REPUBLIKA.CO.ID, JAKARTA — Sikap Ketua DPR RI Puan Maharani yang kerap mengingatkan bangsa Indonesia untuk selalu berpegang dan menjadikan Pancasila sebagai inspirasi dalam kehidupan sehari-hari mendapat dukungan. "Hal tersebut tidak hanya karena posisi dan peran Puan sebagai Ketua DPR RI, melainkan juga karena kenyataan tak terbantah bahwa Puan adalah cucu biologis sekaligus cucu ideologis Bung Karno sebagai ‘Penggali Pancasila’," kata Ketua Dewan Pimpinan Pusat Komite Nasional Pemuda Indonesia (DPP KNPI), Varhan Abdul Aziz, di Jakarta, Kamis (3/6).
Menurut Varhan, mengamalkan Pancasila laiknya memenuhi pesan agama tentang sembahyang (shalat). Semua dimulai dengan meninggikan peran Tuhan dalam kehidupan (Ketuhanan) sebagai gantungan integritas diri, untuk kemudian diakhiri dengan menebar salam damai sejahtera ke seluruh penjuru bumi (Keadilan sosial bagi seluruh rakyat Indonesia).
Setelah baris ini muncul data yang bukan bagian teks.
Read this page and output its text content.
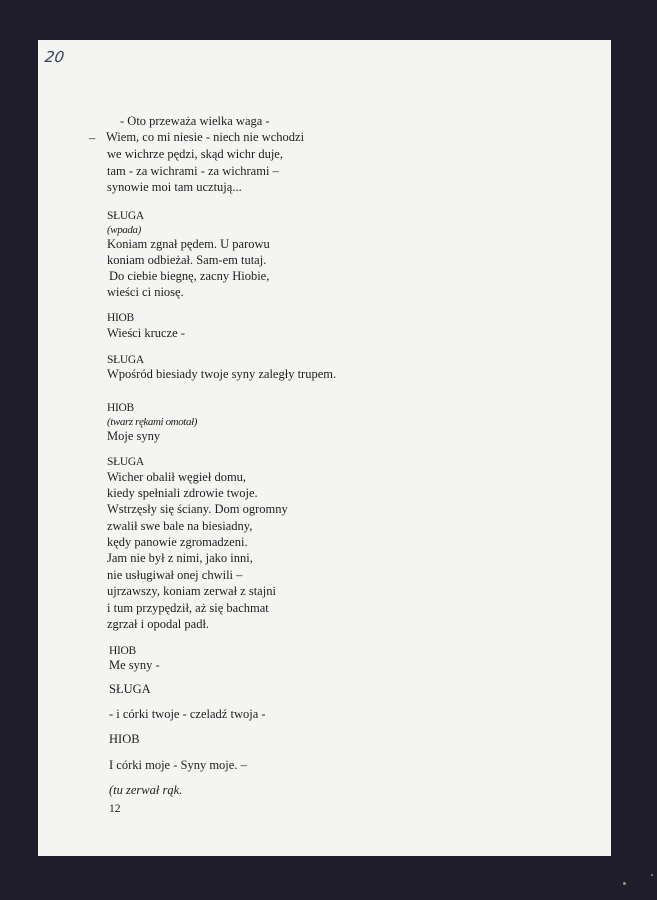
20
- Oto przeważa wielka waga -
– Wiem, co mi niesie - niech nie wchodzi
we wichrze pędzi, skąd wichr duje,
tam - za wichrami - za wichrami –
synowie moi tam ucztują...
SŁUGA
(wpada)
Koniam zgnał pędem. U parowu
koniam odbieżał. Sam-em tutaj.
Do ciebie biegnę, zacny Hiobie,
wieści ci niosę.
HIOB
Wieści krucze -
SŁUGA
Wpośród biesiady twoje syny zaległy trupem.
HIOB
(twarz rękami omotał)
Moje syny
SŁUGA
Wicher obalił węgieł domu,
kiedy spełniali zdrowie twoje.
Wstrzęsły się ściany. Dom ogromny
zwalił swe bale na biesiadny,
kędy panowie zgromadzeni.
Jam nie był z nimi, jako inni,
nie usługiwał onej chwili –
ujrzawszy, koniam zerwał z stajni
i tum przypędził, aż się bachmat
zgrzał i opodal padł.
HIOB
Me syny -
SŁUGA
- i córki twoje - czeladź twoja -
HIOB
I córki moje - Syny moje. –
(tu zerwał rąk.
12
“Jadi, Puan dengan tegas menekankan bahwa mustahil ada dikotomi antara jiwa seorang Pancasilais dan seorang religius. Menjadi Pancasilais itu sejatinya menjadi seorang saleh atau religius. Saleh secara hubungan ketuhanan (hablum minal Allah), dan sekaligus saleh secara kemanusiaan, yang memenuhi keempat sila lainnya dalam Pancasila,” kata Varhan.
Oleh karena itu, masih menurut dia, sangat ganjil manakala seseorang yang ingin menjadi religius justru mempertentangkannya dengan Pancasila. “Demikian pula sebaliknya, nyaris mustahil seorang Pancasilais bukan sekaligus seorang religius,” kata Varhan.
Varhan menunjukkan bahwa pengamalan Pancasila dalam kehidupan sehari-hari akan menerbitkan energi positif yang meninggikan kesadaran hikmat-kearifan dan meluaskan pengamalan kasih serta kebajikan dalam kehidupan keseharian.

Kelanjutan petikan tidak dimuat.